— Par Olivier Chartrain —
À travers l’exemple d’une discipline, les sciences économiques et sociales, une enquête révèle les effets délétères des mesures du ministre Blanquer dans le secondaire, pour les professeurs comme pour les élèves.
Mise en concurrence des disciplines, fragilisation des équipes, recul de l’interdisciplinarité, renforcement des inégalités sociales, territoriales et éducatives… C’est, à travers le sort d’une discipline parmi d’autres, un inquiétant tableau du lycée sous Blanquer, que brosse une enquête, réalisée par l’Association des professeurs de sciences économique et sociale (Apses) et publiée le 11 février par le média en ligne AOC. Elle met des données chiffrées, précises et factuelles, sur ce que l’on pouvait jusqu’ici percevoir seulement à travers des témoignages.
Premier enseignement : « La dégradation des conditions de travail des enseignants et des conditions d’enseignement des élèves » relève Igor Martinache, du bureau de l’Apses. Selon les 650 répondants (sur quelque 5 000 profs de SES) à l’enquête, le nombre moyen d’élèves par enseignant est passé de 170 à 203 entre 2018 et 2019. Conséquence pour les profs, « un alourdissement des tâches associées » : corrections, renseignement des livrets et des bulletins, rédaction d’avis pour Parcoursup, réunions d’équipe…
Les solidarités professionnelles volent en éclats
La réforme a « fragilisé les équipes pédagogiques », écrit l’Apses, et généré « de fortes tensions entre certaines disciplines » en organisant « une véritable mise en concurrence de celles-ci ». Un exemple : la spécialité « Histoire, géographie, géopolitique et sciences politiques » (HGGSP) a vu les profs d’histoire-géographie et ceux de SES s’opposer pour savoir qui pourrait l’assurer – ces heures d’enseignement conditionnant l’existence ou la disparition de postes. Aux dépens, finalement, des SES : 84 % des répondants n’interviennent pas en HGGSP en première, et seulement 5 % assurent 1 h 30 au moins sur les 4 heures de la spécialité.

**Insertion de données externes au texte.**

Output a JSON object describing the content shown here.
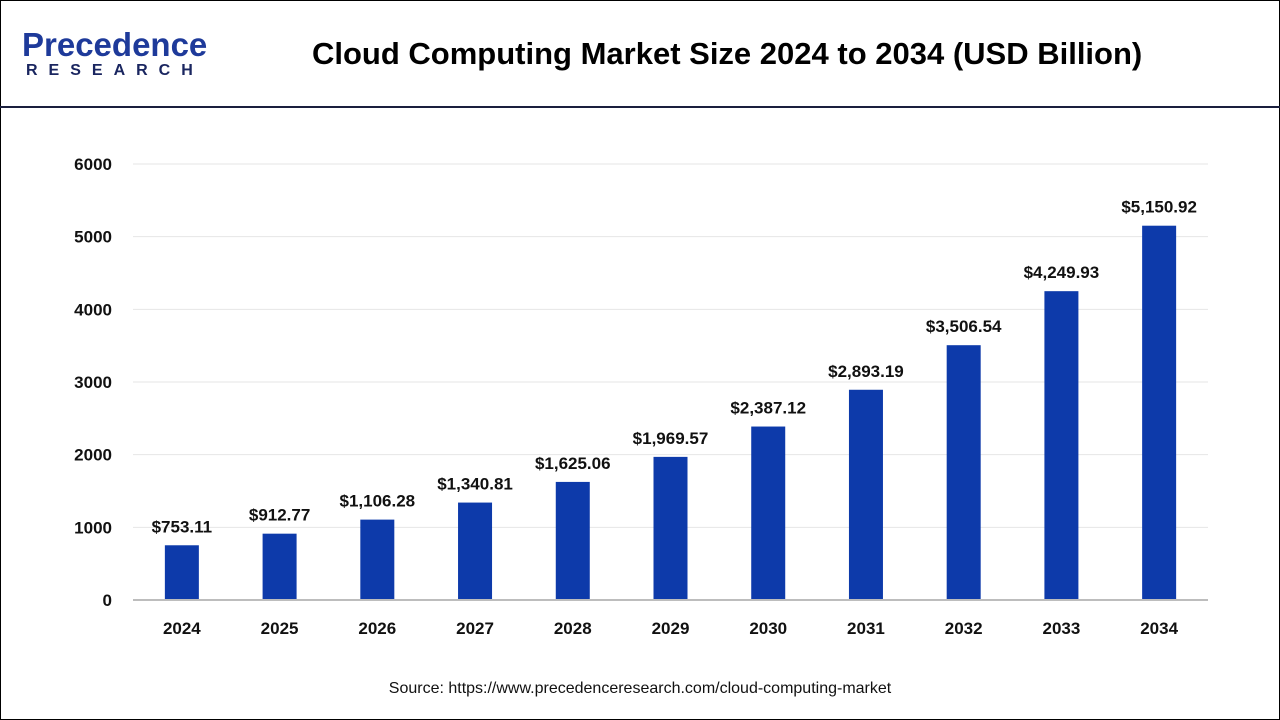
{
  "logo": {
    "line1": "Precedence",
    "line2": "RESEARCH"
  },
  "title": "Cloud Computing Market Size 2024 to 2034 (USD Billion)",
  "source": "Source: https://www.precedenceresearch.com/cloud-computing-market",
  "colors": {
    "bar": "#0d3aaa",
    "grid": "#e6e6e6",
    "axis": "#bdbdbd"
  },
  "chart_data": {
    "type": "bar",
    "title": "Cloud Computing Market Size 2024 to 2034 (USD Billion)",
    "xlabel": "",
    "ylabel": "",
    "ylim": [
      0,
      6000
    ],
    "yticks": [
      "0",
      "1000",
      "2000",
      "3000",
      "4000",
      "5000",
      "6000"
    ],
    "grid": true,
    "categories": [
      "2024",
      "2025",
      "2026",
      "2027",
      "2028",
      "2029",
      "2030",
      "2031",
      "2032",
      "2033",
      "2034"
    ],
    "values": [
      753.11,
      912.77,
      1106.28,
      1340.81,
      1625.06,
      1969.57,
      2387.12,
      2893.19,
      3506.54,
      4249.93,
      5150.92
    ],
    "data_labels": [
      "$753.11",
      "$912.77",
      "$1,106.28",
      "$1,340.81",
      "$1,625.06",
      "$1,969.57",
      "$2,387.12",
      "$2,893.19",
      "$3,506.54",
      "$4,249.93",
      "$5,150.92"
    ]
  }
}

En positionnant les chefs d’établissement en arbitres, cette compétition entre disciplines renforce ce que l’Apses nomme la « managérialisation des établissements ». Selon l’enquête, « l’attribution d’une spécialité peut être utilisée comme un moyen de s’assurer l’allégeance des collègues d’une discipline préoccupés par la sauvegarde d’un poste. » Une évolution qui fait voler en éclats les solidarités professionnelles et personnelles. C’est la confirmation d’une enquête, menée fin 2019 par le Snes-FSU, montrant que pour un prof sur deux (50,4 %) « les conflits ont augmenté », tandis que 44,2 % avouaient rencontrer moins leurs collègues.
« Une ségrégation scolaire, qu’elle soit de niveau ou d’origine sociale »
Convaincre les chefs d’établissement, mais aussi séduire les familles pour que le plus grand nombre d’élèves choisissent la « bonne » spécialité : « Dans le lycée Blanquer, écrit l’Apses, les enseignants ont la tâche implicite de se transformer en entrepreneurs de leur “marque disciplinaire” » pour ne pas la voir s’effacer. Ainsi, d’un lycée à l’autre, la « demande » des familles et les rapports de forces à l’intérieur de l’établissement font varier – parfois considérablement – les conditions d’enseignement, au détriment de la valeur nationale du diplôme.
D’autres conséquences se confirment. Il y a le bachotage et le stress permanents, générés par les évaluations constantes, et dénoncés par les mouvements contre les « E3C ». L’éclatement du groupe-classe, qui implique une hétérogénéité ingérable, par exemple, en SES, entre les élèves qui suivent la spécialité mathématiques et les autres. Le recul de l’interdisciplinarité, en revanche, était un peu passé sous les radars. « Les synergies entre les programmes des différentes disciplines d’une même série » de l’ancien bac (par exemple entre histoire-géo et SES, ou philosophie et SES) sont devenues impossibles. Ainsi « toutes les spécialités ne se vaudront pas aux yeux des formations de l’enseignement supérieur », ce qui aura pour effet de renforcer « la ségrégation scolaire, qu’elle soit de niveau ou d’origine sociale », et les « délits d’initiés » permettant à des familles, mais pas à d’autres, de faire les « bons » choix pour leurs enfants. Or, conclut Igor Martinache, « le lycée n’est pas seulement le lieu où l’on se prépare pour l’enseignement supérieur. C’est un temps pour réfléchir, construire ses capacités réflexives, sa citoyenneté… » C’est bien la nature profonde du lycée, sa fonction quasi anthropologique, que la réforme ronge de l’intérieur comme un poison. Une réalité désormais solidement établie, et que le ministère ne pourra se contenter de nier à grands coups de menton, selon sa stratégie habituelle.